MANILA, Philippines - A Palace official yesterday hailed the decision of the Paris-based Organization for Economic Cooperation and Development (OECD) to remove the Philippines from its list of countries worldwide that flunked international tax standards.

“We’re very happy with that latest development. It’s a significant step in the right direction in our fight against money laundering,” deputy presidential spokesperson Abigail Valte told Palace reporters in a briefing.

When asked whether credit should also be given to the administration of former president and now Pampanga Rep. Gloria Macapagal-Arroyo, she clarified that lawmaker-proponents who worked hard last February should also be lauded.

“Legislators should also be given credit for that. Legislation was done last February while results came out this month,” Valte explained. But appointees of President Aquino “really pushed for it when the administration took over.”

In a statement Tuesday, OECD took the Philippines off its list of tax havens, and left behind 11 “grey list” jurisdictions that have not implemented internationally accepted tax standards.

“The Philippines moved up to the list of jurisdictions that have substantially implemented the internationally agreed tax standard,” it declared.

According to OECD, the exclusion came out after the government “overturned domestic legal restrictions that prevented its tax authorities from obtaining and exchanging certain types of information, such as bank information.”

The country had been in the “grey list” of territories around the world that had committed to internationally accepted tax standards but had not yet fully implemented them.

Among the 11 countries that remained on the list were Uruguay, Panama, Liberia and a handful of island states in the Pacific. There are no jurisdictions left on the OECD’s list of places that have not committed to internationally agreed tax standards.

A forum set up to fight tax fraud and bank secrecy met in Singapore this week to assess progress ahead of the Group of 20 (G20) summit.

More than 200 delegates to the Global Forum on Transparency and Exchange of Information for Tax Purposes will take part in two days of talks in Singapore, an Asian banking center that has vowed to tackle cross-border tax cheats.

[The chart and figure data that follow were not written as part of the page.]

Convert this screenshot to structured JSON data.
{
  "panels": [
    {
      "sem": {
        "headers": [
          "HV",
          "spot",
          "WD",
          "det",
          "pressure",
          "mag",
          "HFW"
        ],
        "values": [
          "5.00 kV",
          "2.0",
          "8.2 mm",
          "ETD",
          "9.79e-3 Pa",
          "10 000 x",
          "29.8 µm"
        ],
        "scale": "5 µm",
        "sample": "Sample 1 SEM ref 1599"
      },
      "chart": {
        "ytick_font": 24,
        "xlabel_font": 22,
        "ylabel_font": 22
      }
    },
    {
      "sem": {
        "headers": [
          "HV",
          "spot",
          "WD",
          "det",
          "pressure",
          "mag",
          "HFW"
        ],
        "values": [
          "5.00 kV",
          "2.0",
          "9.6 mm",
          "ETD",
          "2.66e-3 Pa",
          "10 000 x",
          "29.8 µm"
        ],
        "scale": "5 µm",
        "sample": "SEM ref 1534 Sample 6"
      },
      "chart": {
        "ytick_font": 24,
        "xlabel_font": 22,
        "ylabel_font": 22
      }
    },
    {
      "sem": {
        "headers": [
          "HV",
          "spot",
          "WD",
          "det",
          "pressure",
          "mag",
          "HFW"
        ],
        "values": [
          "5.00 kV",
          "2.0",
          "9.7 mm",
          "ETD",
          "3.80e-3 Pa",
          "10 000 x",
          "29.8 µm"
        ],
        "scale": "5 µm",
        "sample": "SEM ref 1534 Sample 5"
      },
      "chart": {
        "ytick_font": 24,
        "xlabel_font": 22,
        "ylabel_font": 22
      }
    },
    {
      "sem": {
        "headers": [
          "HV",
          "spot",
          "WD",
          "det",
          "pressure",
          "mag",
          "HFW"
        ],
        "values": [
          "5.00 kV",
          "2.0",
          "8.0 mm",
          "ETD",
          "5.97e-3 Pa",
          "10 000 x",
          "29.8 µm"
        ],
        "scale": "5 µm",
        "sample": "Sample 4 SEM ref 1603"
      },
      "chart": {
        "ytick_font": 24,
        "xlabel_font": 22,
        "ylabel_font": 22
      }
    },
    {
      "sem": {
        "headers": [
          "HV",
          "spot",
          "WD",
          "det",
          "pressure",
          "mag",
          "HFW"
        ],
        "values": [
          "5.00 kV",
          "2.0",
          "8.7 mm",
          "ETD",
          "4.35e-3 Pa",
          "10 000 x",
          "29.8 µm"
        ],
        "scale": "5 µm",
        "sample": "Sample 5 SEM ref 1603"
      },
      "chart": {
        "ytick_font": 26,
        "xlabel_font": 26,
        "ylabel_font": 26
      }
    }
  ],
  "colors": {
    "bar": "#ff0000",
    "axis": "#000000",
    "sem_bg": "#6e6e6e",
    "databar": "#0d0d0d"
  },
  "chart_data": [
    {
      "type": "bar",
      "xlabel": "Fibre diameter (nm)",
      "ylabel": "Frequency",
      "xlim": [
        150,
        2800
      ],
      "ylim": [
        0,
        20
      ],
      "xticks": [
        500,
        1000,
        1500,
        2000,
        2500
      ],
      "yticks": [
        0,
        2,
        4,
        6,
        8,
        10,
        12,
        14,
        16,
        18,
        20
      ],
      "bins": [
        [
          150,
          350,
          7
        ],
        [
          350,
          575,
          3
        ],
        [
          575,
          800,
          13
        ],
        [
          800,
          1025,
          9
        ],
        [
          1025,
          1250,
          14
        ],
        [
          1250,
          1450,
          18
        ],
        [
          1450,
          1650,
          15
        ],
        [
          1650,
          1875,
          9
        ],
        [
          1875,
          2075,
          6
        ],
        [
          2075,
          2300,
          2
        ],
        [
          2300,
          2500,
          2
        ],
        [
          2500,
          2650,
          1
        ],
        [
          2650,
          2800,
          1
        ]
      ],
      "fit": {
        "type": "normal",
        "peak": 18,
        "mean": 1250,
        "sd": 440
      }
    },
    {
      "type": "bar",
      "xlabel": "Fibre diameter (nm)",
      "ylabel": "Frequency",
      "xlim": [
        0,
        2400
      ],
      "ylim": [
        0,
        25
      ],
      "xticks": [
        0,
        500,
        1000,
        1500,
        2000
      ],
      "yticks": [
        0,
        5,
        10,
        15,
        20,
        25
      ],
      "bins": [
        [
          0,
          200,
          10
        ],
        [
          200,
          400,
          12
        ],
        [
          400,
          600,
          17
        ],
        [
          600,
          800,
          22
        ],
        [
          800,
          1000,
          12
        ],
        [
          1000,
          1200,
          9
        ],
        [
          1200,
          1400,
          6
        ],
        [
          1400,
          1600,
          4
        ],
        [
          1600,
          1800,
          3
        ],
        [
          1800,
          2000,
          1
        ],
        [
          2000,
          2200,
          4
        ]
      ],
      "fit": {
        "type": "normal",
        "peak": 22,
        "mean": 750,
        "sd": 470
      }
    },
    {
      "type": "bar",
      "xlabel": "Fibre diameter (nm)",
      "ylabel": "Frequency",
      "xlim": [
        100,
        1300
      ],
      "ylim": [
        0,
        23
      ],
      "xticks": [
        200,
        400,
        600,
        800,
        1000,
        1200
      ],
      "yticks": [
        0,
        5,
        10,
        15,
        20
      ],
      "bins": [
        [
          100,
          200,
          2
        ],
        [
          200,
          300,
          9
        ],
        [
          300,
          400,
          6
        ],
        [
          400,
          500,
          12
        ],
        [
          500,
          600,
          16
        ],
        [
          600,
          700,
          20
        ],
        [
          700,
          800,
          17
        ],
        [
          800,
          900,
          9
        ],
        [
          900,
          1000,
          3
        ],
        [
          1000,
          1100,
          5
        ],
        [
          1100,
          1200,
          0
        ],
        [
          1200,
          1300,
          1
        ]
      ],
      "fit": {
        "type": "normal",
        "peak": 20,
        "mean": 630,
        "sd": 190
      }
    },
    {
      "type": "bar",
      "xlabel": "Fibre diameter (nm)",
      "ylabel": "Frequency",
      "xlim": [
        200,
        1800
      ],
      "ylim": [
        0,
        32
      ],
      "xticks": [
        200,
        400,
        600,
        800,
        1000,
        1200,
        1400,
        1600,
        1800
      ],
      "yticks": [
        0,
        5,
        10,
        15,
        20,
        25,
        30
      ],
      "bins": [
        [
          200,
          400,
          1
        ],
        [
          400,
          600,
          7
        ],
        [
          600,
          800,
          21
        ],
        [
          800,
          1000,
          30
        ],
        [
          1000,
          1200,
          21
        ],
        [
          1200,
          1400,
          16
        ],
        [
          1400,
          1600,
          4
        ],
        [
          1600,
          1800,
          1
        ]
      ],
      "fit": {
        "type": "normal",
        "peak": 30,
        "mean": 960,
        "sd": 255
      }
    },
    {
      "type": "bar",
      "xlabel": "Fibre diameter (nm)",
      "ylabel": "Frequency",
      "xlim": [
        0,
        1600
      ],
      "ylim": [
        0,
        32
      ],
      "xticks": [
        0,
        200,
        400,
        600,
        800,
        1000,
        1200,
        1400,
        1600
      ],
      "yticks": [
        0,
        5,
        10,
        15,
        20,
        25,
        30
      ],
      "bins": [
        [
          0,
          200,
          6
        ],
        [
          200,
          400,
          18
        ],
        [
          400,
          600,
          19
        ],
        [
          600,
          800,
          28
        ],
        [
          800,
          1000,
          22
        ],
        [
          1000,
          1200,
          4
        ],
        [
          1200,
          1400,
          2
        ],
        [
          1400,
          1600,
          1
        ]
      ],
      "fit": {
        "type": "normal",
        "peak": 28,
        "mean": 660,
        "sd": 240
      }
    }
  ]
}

The OECD announcement came after Finance Secretary Cesar Purisima signed Revenue Regulation (RR) 10-2010 that will be used to implement Republic Act 10021, or The Exchange of Information on Tax Matters Act.

RR 10-2010, which became a law in March this year, will still have to be published in a newspaper of general circulation before taking effect 15 days later.

The OECD statement noted that the Philippines has a network of more than 30 treaties that provide for exchange of information on tax matters.

“Until now, however, domestic legal restrictions prevented its tax authorities from obtaining and exchanging certain types of information... The new law and regulations remove these restrictions, thus enabling many of the Philippines’ existing treaties to meet the international standard.”

As well as supplying information to foreign countries about bank accounts in the Philippines, the government said it can now request information on overseas accounts held by its citizens.

“Tax evaders now have nowhere to hide,” Finance Undersecretary Carlo Carag said in a statement, adding the changes would complement existing government campaigns to crack down on tax evasion and smuggling.